– Richard Linklater ; 2018 –

Le productif Richard Linklater revient cette année avec un nouveau film dont la volonté claire (et affichée) est d’aborder frontalement le conflit irakien comme un équivalent de la guerre du Vietnam de la génération Flower Power. L’idée lui en serait venue dès les débuts de l’invasion, mais le réalisateur aurait souhaité attendre de pouvoir prendre du recul pour mieux aborder le sujet. Pour un résultat malheureusement très en demi-teinte.

Last Flag Flying nous raconte l’histoire d’un père de famille vétéran de la guerre du Vietnam (Steve Carrell) en 2003 qui, en l’espace de quelques mois, a tout perdu. Notamment son fils, mort en Irak dans une embuscade nous dit-on. Veuf et très isolé, il ne sait vers qui d’autres se tourner que deux anciens camarades de guerre avec qui il a fait les 400 coups : Bryan Cranston, resté rebelle et brut de décoffrage malgré les années et maintenant gérant de bar, et Laurence Fishburne (Samuel L. Jackson), qui lui s’est assagi après avoir trouvé Dieu et être devenu pasteur. Steve Carrell  convainc alors ses deux amis (surtout Fishburne, beaucoup plus réticent) qu’il n’a pas vu depuis 30 ans de l’accompagner récupérer la dépouille de son fils. S’en suit alors un voyage aux nombreuses péripéties dont on vous passe les détails pour ne pas trop spoiler.

Le film se montre assez décevant pour plusieurs raisons, et la plus gênante d’entre elles est probablement que la majeure partie du long-métrage n’est pas à la hauteur de la première demi-heure/45 min, vraiment très poignante.
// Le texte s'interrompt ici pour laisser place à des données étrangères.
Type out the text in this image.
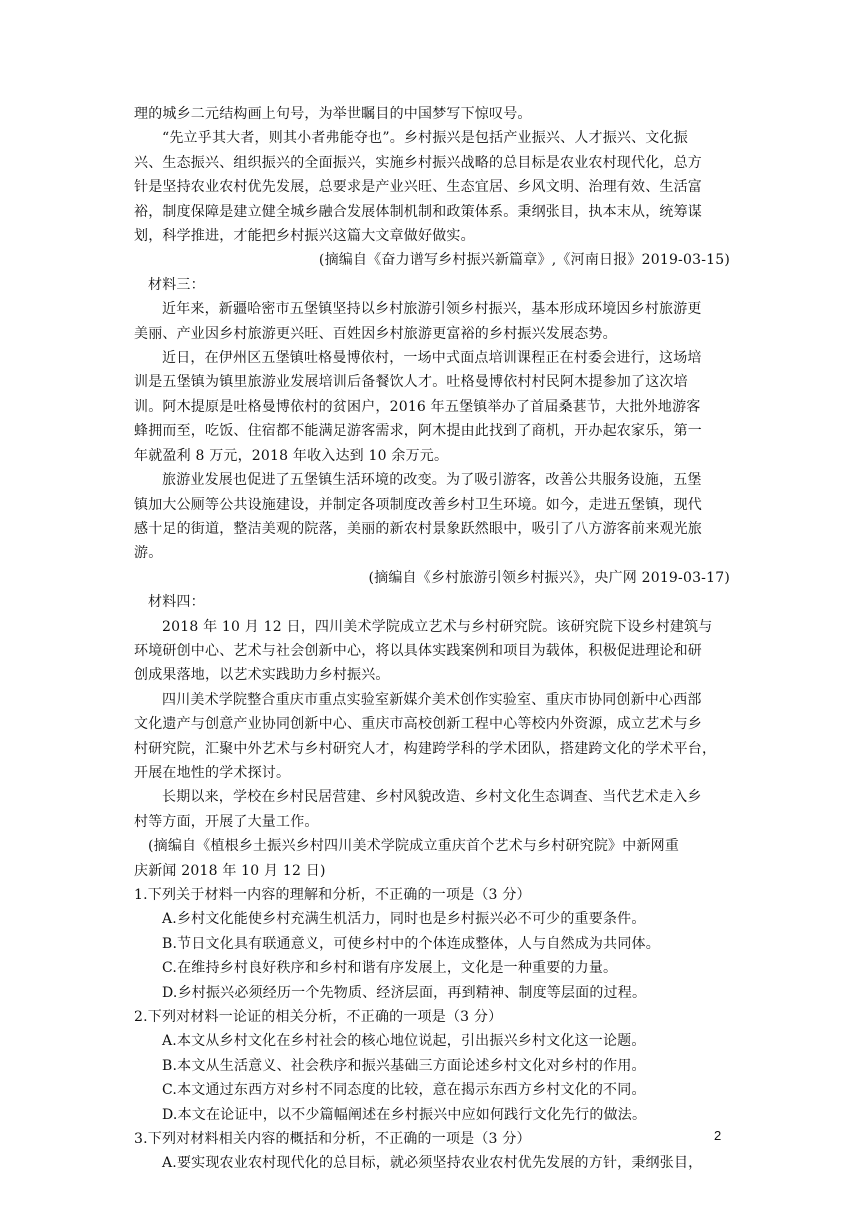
理的城乡二元结构画上句号，为举世瞩目的中国梦写下惊叹号。
“先立乎其大者，则其小者弗能夺也”。乡村振兴是包括产业振兴、人才振兴、文化振
兴、生态振兴、组织振兴的全面振兴，实施乡村振兴战略的总目标是农业农村现代化，总方
针是坚持农业农村优先发展，总要求是产业兴旺、生态宜居、乡风文明、治理有效、生活富
裕，制度保障是建立健全城乡融合发展体制机制和政策体系。秉纲张目，执本末从，统筹谋
划，科学推进，才能把乡村振兴这篇大文章做好做实。
(摘编自《奋力谱写乡村振兴新篇章》,《河南日报》2019-03-15)
材料三：
近年来，新疆哈密市五堡镇坚持以乡村旅游引领乡村振兴，基本形成环境因乡村旅游更
美丽、产业因乡村旅游更兴旺、百姓因乡村旅游更富裕的乡村振兴发展态势。
近日，在伊州区五堡镇吐格曼博依村，一场中式面点培训课程正在村委会进行，这场培
训是五堡镇为镇里旅游业发展培训后备餐饮人才。吐格曼博依村村民阿木提参加了这次培
训。阿木提原是吐格曼博依村的贫困户，2016 年五堡镇举办了首届桑葚节，大批外地游客
蜂拥而至，吃饭、住宿都不能满足游客需求，阿木提由此找到了商机，开办起农家乐，第一
年就盈利 8 万元，2018 年收入达到 10 余万元。
旅游业发展也促进了五堡镇生活环境的改变。为了吸引游客，改善公共服务设施，五堡
镇加大公厕等公共设施建设，并制定各项制度改善乡村卫生环境。如今，走进五堡镇，现代
感十足的街道，整洁美观的院落，美丽的新农村景象跃然眼中，吸引了八方游客前来观光旅
游。
(摘编自《乡村旅游引领乡村振兴》，央广网 2019-03-17)
材料四：
2018 年 10 月 12 日，四川美术学院成立艺术与乡村研究院。该研究院下设乡村建筑与
环境研创中心、艺术与社会创新中心，将以具体实践案例和项目为载体，积极促进理论和研
创成果落地，以艺术实践助力乡村振兴。
四川美术学院整合重庆市重点实验室新媒介美术创作实验室、重庆市协同创新中心西部
文化遗产与创意产业协同创新中心、重庆市高校创新工程中心等校内外资源，成立艺术与乡
村研究院，汇聚中外艺术与乡村研究人才，构建跨学科的学术团队，搭建跨文化的学术平台，
开展在地性的学术探讨。
长期以来，学校在乡村民居营建、乡村风貌改造、乡村文化生态调查、当代艺术走入乡
村等方面，开展了大量工作。
(摘编自《植根乡土振兴乡村四川美术学院成立重庆首个艺术与乡村研究院》中新网重
庆新闻 2018 年 10 月 12 日)
1.下列关于材料一内容的理解和分析，不正确的一项是（3 分）
A.乡村文化能使乡村充满生机活力，同时也是乡村振兴必不可少的重要条件。
B.节日文化具有联通意义，可使乡村中的个体连成整体，人与自然成为共同体。
C.在维持乡村良好秩序和乡村和谐有序发展上，文化是一种重要的力量。
D.乡村振兴必须经历一个先物质、经济层面，再到精神、制度等层面的过程。
2.下列对材料一论证的相关分析，不正确的一项是（3 分）
A.本文从乡村文化在乡村社会的核心地位说起，引出振兴乡村文化这一论题。
B.本文从生活意义、社会秩序和振兴基础三方面论述乡村文化对乡村的作用。
C.本文通过东西方对乡村不同态度的比较，意在揭示东西方乡村文化的不同。
D.本文在论证中，以不少篇幅阐述在乡村振兴中应如何践行文化先行的做法。
3.下列对材料相关内容的概括和分析，不正确的一项是（3 分）
A.要实现农业农村现代化的总目标，就必须坚持农业农村优先发展的方针，秉纲张目，
2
C’est dans cette partie que l’œuvre se montre la plus virulente, et une fois que l’on passe de la voiture au train, il est très surprenant (dans le mauvais sens) de voir la devenir beaucoup plus bateau (jeu de mots), s’installant confortablement sur les rails (combo de jeu de mots) d’un bro-trip sympathique mais franchement ronflant. C’est d’autant plus dommage que l’autre travers majeur du film c’est que son personnage principal a beau être extrêmement touchant et être la plus grande qualité du film*, sa discrétion naturelle fait qu’il est complètement phagocyté par Lawrence Fishburne cabotinant comme il peut des répliques vénères pensées pour Samuel L. Jackson et Bryan Cranston qui parle fort et fait des blagues. Encore une fois, rien d’automatiquement rébarbatif (à part un dialogue très pénible sur les prostituées), simplement il apparaît clairement que le film perd petit à petit son cap, particulièrement à la faveur d’une digression à New-York.
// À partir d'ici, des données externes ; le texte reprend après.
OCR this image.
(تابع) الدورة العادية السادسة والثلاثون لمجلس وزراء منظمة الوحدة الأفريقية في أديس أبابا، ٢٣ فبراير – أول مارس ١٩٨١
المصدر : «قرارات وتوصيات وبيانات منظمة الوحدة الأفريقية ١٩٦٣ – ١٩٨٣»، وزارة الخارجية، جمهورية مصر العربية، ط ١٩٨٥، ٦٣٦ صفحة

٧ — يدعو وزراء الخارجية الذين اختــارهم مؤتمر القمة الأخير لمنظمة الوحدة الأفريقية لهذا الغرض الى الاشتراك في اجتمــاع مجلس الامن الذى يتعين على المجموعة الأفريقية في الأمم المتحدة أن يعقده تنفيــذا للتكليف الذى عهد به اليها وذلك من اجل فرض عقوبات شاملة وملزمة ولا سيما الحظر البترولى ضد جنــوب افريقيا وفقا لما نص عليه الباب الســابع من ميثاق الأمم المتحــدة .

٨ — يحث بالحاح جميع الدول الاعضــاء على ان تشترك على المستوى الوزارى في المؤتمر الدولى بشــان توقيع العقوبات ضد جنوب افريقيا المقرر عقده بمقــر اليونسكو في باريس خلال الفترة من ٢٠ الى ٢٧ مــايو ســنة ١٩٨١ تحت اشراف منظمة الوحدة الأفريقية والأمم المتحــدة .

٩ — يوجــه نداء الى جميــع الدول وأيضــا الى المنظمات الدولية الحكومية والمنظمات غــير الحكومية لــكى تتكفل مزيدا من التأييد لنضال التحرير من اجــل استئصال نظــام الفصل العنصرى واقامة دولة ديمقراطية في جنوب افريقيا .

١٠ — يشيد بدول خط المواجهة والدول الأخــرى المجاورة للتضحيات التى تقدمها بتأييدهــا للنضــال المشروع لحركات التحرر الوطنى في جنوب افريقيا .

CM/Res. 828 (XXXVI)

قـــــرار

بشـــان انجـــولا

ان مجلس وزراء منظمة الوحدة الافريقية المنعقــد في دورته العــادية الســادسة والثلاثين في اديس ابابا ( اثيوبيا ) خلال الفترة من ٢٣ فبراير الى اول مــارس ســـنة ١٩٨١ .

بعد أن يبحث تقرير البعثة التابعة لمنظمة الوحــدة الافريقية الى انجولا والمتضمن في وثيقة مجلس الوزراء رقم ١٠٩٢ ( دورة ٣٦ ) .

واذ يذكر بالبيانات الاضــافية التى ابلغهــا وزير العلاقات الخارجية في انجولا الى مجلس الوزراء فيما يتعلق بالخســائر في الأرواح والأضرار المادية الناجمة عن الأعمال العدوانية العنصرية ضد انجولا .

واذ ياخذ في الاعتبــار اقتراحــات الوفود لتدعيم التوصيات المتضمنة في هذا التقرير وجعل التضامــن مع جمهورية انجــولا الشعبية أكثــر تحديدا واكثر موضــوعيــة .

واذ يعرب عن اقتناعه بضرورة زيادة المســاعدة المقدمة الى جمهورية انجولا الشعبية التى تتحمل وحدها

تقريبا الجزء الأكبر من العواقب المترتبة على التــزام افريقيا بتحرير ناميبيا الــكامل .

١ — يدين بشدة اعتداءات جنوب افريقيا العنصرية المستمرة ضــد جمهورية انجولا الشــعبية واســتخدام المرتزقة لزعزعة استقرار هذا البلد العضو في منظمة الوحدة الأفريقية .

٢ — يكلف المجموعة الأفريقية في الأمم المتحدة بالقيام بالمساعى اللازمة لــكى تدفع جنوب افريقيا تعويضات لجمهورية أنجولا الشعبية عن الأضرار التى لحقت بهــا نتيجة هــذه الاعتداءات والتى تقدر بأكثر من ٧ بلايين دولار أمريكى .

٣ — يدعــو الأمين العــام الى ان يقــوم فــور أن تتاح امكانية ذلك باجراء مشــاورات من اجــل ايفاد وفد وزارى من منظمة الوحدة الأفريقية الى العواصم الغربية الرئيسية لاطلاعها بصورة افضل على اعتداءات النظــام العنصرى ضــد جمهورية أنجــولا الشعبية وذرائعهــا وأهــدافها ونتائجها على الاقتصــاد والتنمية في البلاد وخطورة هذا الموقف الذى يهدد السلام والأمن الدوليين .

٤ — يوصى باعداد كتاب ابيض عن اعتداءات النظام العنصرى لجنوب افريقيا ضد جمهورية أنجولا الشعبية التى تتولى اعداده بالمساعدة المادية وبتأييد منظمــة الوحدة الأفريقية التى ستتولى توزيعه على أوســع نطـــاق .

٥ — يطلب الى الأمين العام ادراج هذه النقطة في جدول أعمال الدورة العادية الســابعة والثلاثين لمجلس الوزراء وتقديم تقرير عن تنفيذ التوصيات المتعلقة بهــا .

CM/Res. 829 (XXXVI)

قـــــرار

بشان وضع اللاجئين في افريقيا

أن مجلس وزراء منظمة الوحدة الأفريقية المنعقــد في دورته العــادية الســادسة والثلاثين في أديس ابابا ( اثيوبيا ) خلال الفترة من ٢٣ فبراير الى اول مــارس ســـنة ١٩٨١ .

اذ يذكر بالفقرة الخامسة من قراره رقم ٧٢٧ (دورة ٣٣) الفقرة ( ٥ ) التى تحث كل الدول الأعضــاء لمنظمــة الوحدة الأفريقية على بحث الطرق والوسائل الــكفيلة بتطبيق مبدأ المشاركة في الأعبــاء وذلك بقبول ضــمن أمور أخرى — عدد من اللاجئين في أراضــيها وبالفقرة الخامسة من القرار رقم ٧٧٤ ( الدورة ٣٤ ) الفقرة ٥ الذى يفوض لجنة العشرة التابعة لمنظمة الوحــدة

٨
Malheureusement, si les 20 dernières minutes reprennent des couleurs en termes d’efficacité narratives et permettent de sortir quelque peu du tunnel, le choc symbolique de la première partie lui, ne reviendra pas. Difficile d’en parler puisque cela obligerait à aborder en profondeur ce qui est très haut la main la meilleure scène du film, or cela risque vraiment d’en gâcher l’émotion, aussi on en dira le moins possible. Simplement, il y a quelque chose de parfaitement exécuté dans cette scène de hangar, où le politique rejoint le drame intime. Cette scène, très riche en émotions mais aussi termes de sens et pourtant très économe en termes d’effets de style est une démonstration magistrale de la nécessité pour une civilisation d’inventer des mythes (à la fois dans le sens commun et dans le sens étymologique « mensonge ») avec des étoiles (ou pour être dans le vent, faire du storytelling, you know) pour perpétrer sa culture (en l’occurrence guerrière), et de cacher ses horribles vérités en charpie dans ses cercueils vernis.

Mais bon, ce grand moment acide et complexe ne servira curieusement de point de départ qu’à une histoire de bonne camaraderie, et le vitriol de cette séquence sera vite enterré (jeu de mots), et ne nous évitera pas un final certes touchant, mais au fond franchement lénifiant (malgré les bidouilles malhonnêtes mais bien intentionnés du soldat Washington. Le symbole est gros n’est ce pas?), achevant de faire de Last Flag Flying un film complètement inoffensif qui enfonce des portes ouvertes. Bref, si vous devez enterrer un proche ou que vous cherchez à reconstruire votre communauté sans patriotisme, retournez écouter l’abum The Rising de Bruce Spingsteen.

 

*et une démonstration supplémentaire que Steve Carrell est un grand acteur.